The rufous-bellied helmetshrike or Gabon helmetshrike (Prionops rufiventris) is a passerine bird belonging to the Vanga family, Vangidae. It inhabits tropical forest in Central Africa. It is sometimes included within the chestnut-bellied helmetshrike (P. caniceps) of West Africa.

==Description==
It is 20–22 cm long. The adult has glossy black upperparts and throat and reddish-brown underparts with a narrow white breastband. The top and sides of the head and the chin are pale blue-grey and there are bushy whitish feathers on the forehead. The wings are broad and rounded with a white band across the primaries. The bill, legs and feet are orange-red and the eye is yellow with a bare orange-red ring around it. The eastern subspecies P. r. mentalis has darker underparts and a grey-brown eye. Juvenile birds are duller than the adults and have a pale buff-white breast and belly and a largely whitish head. The bill is blackish and the legs and feet are dark orange.

It is a noisy bird with a variety of complex chattering and whistling calls. Birds often call together in a duet or chorus. They also make bill-snapping sounds and the wings produce a sound during flight.

==Distribution and habitat==
The western subspecies P. r. rufiventris is found in southern Cameroon, mainland Equatorial Guinea, south-west Central African Republic, northern and western Gabon, Cabinda and parts of the Republic of Congo and north-western Democratic Republic of Congo.

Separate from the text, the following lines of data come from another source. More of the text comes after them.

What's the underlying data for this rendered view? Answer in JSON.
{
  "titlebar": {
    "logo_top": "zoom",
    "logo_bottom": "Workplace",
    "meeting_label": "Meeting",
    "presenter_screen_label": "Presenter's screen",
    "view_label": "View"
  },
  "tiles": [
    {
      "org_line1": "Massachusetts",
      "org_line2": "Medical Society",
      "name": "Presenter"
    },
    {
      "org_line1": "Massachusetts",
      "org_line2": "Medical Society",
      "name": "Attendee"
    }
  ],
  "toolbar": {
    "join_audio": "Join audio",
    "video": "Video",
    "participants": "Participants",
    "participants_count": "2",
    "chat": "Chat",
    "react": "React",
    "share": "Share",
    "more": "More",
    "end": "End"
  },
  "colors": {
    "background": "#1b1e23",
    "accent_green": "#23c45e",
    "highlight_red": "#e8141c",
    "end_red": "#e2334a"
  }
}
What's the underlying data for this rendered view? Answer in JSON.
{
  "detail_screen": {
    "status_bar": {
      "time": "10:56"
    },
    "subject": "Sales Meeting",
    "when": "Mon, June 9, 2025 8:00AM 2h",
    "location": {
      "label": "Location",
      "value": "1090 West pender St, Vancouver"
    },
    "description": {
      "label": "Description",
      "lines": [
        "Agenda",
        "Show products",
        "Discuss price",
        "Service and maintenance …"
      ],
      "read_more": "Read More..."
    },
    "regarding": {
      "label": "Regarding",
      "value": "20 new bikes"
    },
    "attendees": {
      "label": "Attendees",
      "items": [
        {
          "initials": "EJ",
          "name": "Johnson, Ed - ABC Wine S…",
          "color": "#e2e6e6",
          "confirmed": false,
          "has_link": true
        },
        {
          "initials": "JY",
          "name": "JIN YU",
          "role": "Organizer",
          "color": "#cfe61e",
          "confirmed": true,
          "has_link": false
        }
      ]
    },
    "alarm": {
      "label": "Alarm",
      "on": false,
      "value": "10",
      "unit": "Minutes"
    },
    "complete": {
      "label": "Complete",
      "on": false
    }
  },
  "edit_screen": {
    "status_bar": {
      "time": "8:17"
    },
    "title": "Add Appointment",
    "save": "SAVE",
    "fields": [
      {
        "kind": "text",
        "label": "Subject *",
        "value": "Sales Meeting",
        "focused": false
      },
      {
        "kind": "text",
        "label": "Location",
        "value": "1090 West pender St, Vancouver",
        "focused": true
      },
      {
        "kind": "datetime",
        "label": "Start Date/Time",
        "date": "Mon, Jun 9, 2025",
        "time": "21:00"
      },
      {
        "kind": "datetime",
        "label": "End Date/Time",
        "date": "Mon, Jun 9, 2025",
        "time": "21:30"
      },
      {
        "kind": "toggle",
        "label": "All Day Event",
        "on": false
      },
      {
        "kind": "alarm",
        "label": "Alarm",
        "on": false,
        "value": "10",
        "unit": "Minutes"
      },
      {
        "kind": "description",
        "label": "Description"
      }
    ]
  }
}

P. r. mentalis occurs in central and eastern Democratic Republic of Congo and western Uganda and formerly occurred in Rwanda.

The species is found mainly in lowland forest up to 1,450 m above sea-level. It occurs in primary and mature secondary forest and in gallery forest along rivers. It is locally common and does not appear to be threatened.

==Behaviour==
Its behaviour has been little-studied. It typically feeds in pairs or small groups and often joins mixed-species feeding flocks. It most often forages around the middle level of trees at 10–30 m above the ground. It makes short flights to catch prey or gleans items from small branches. The diet consists of insects and other arthropods. The bird appears to breed in groups with one dominant pair helped by the others.